Наш закон в этом отношении составляет некоторое исключение. Правда, и он уступил требованиям справедливости: наш закон смотрит на запальчивое убийство, как на такое преступление, которое наказывается слабее; этот род убийства рассматривается как преступление низшего порядка. Но эта разница не выражена в такой существенной форме, как это сделано в других странах. У нас запальчивых убийц приводят сюда, рассматривают вопрос об их участи при вашем участии, а вы, господа присяжные заседатели, уже по опыту знаете, что вас призывают на дела самые важные: где одни коронные судьи затрудняются разрешить вопрос о виновности, там законодатель призывает на помощь голос общественной совести.
Объяснить подобного рода аномалию в нашем уголовном процессе очень легко: наше Уложение отстало от нашего процесса. В то время как мы пользуемся теперь судом самой последней выработки, судом, который может поспорить с судебными учреждениями стран более культурных, наше Уложение на несколько лет старее.

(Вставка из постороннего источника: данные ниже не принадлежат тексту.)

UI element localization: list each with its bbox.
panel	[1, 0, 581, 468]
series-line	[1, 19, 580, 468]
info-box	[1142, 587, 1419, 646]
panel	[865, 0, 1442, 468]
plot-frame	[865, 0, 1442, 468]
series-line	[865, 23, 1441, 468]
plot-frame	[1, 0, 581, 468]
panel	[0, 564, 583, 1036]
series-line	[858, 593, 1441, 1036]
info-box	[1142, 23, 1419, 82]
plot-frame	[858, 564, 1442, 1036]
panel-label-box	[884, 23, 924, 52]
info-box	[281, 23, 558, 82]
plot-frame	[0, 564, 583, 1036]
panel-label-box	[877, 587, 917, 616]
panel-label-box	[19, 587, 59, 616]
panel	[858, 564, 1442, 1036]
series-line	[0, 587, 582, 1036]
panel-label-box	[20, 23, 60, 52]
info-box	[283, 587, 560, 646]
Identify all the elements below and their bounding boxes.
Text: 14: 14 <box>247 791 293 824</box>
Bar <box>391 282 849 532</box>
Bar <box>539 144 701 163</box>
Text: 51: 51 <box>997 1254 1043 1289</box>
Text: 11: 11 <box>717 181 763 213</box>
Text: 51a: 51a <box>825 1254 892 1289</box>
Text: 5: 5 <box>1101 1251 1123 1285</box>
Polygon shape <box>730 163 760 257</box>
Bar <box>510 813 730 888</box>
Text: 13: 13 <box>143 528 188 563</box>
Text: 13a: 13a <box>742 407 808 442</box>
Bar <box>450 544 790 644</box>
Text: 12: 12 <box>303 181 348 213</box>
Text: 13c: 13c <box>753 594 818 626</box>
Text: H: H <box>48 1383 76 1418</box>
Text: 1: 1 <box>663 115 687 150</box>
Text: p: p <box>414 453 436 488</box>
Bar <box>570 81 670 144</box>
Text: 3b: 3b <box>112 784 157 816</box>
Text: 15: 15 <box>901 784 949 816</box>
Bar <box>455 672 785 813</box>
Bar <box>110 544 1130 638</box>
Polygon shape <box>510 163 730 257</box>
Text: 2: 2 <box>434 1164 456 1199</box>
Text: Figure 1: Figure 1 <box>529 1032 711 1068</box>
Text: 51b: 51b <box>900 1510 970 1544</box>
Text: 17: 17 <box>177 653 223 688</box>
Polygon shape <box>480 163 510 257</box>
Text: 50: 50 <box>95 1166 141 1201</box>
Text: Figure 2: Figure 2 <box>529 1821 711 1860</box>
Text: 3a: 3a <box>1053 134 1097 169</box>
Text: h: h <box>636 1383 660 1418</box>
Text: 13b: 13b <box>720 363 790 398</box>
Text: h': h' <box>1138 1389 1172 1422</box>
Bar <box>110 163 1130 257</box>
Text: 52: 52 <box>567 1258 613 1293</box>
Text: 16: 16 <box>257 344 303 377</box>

Но старость не везде достойна уважения. В нашем Уложении еще осталось много такого, что не подходит к требованиям науки и нуждается в усиленной работе серьезной мысли. Наше Уложение написано в то время, когда о новых судебных учреждениях не было и помину, когда судебный процесс составлял канцелярское производство, от которого общество было совершенно удалено; когда судебные дела решались руками слишком не подготовленными, когда, по русской пословице, работа делалась топором там, где нужен искусный резец. В то время учение такого рода, которое бы различало убийство умышленное и запальчивое, умело бы отнести данное, деяние к той или другой категории, – такое учение казалось не под силу, – не под силу тем, кто редактировал Уложение и творил суд и расправу.
Вот почему законодатель дал несколько более общую форму понятию о запальчивом убийстве и не обособил это преступление такими резкими признаками, по которым оно существенно отличалось бы от преступлений тяжких. Вот почему разрешение вопроса о том, к какой категории отнести то или другое деяние, передано суду с участием представителей общественной совести.
Но ввиду строгости закона, ввиду важности преступления, называемого убийством в запальчивости, недостаточно было бы остановиться только на том, не подходит ли настоящее деяние к этой категории: это противоречило бы и тем данным, которые дало нам судебное следствие.
Вот почему я должен сказать, что одним спором о том, к какому из двух видов убийств относится настоящее деяние, я не могу ограничиться: задача моя не будет выполнена, обязанности мои будут нарушены. Я должен идти далее, и сам законодатель дает мне для этого средство.
Законодатель знает еще случай убийства, – это случай, когда от моих насильственных действий последовала чья-либо смерть, и хотя в моем намерении и не было мысли нанести ее. Здесь законодатель принимает во внимание, что все-таки моя рука была причиной смерти, убийства человека, хотя мысль и не шла за этим. Такое деяние законодатель рассматривает более снисходительно, и раз признают, что, причиняя смерть, преступник не имел умысла, законодатель рассматривает это деяние как менее наказуемое, более терпимое, причем рассуждает так: здесь рука была в несогласии с головой.
Но так как за грех, который совершила рука, за неимением возможности наказать преступную руку, пощадить голову и душу, наказывают человека в целой его личности, а не какой-либо отдельный член организма, то поневоле приходится рассматривать это деяние как более слабое, которое является продуктом лишь одной руки, без всякого участия головы.
Вот третья форма преследования со стороны законодателя за деяния, производящие насильственную смерть.
Тем не менее, законодатель не мог остановиться и на этом. Правда, с большой трудностью, с большой борьбой шаг за шагом уступая требованиям науки и опыта, законодатель должен был признать, что совершаются убийства нередко в таком состоянии, когда суду человеческому нет места, когда обвинению нет основания. Это – убийства, совершаемые в таком состоянии человеческого духа, когда воля и разум оставляют человека.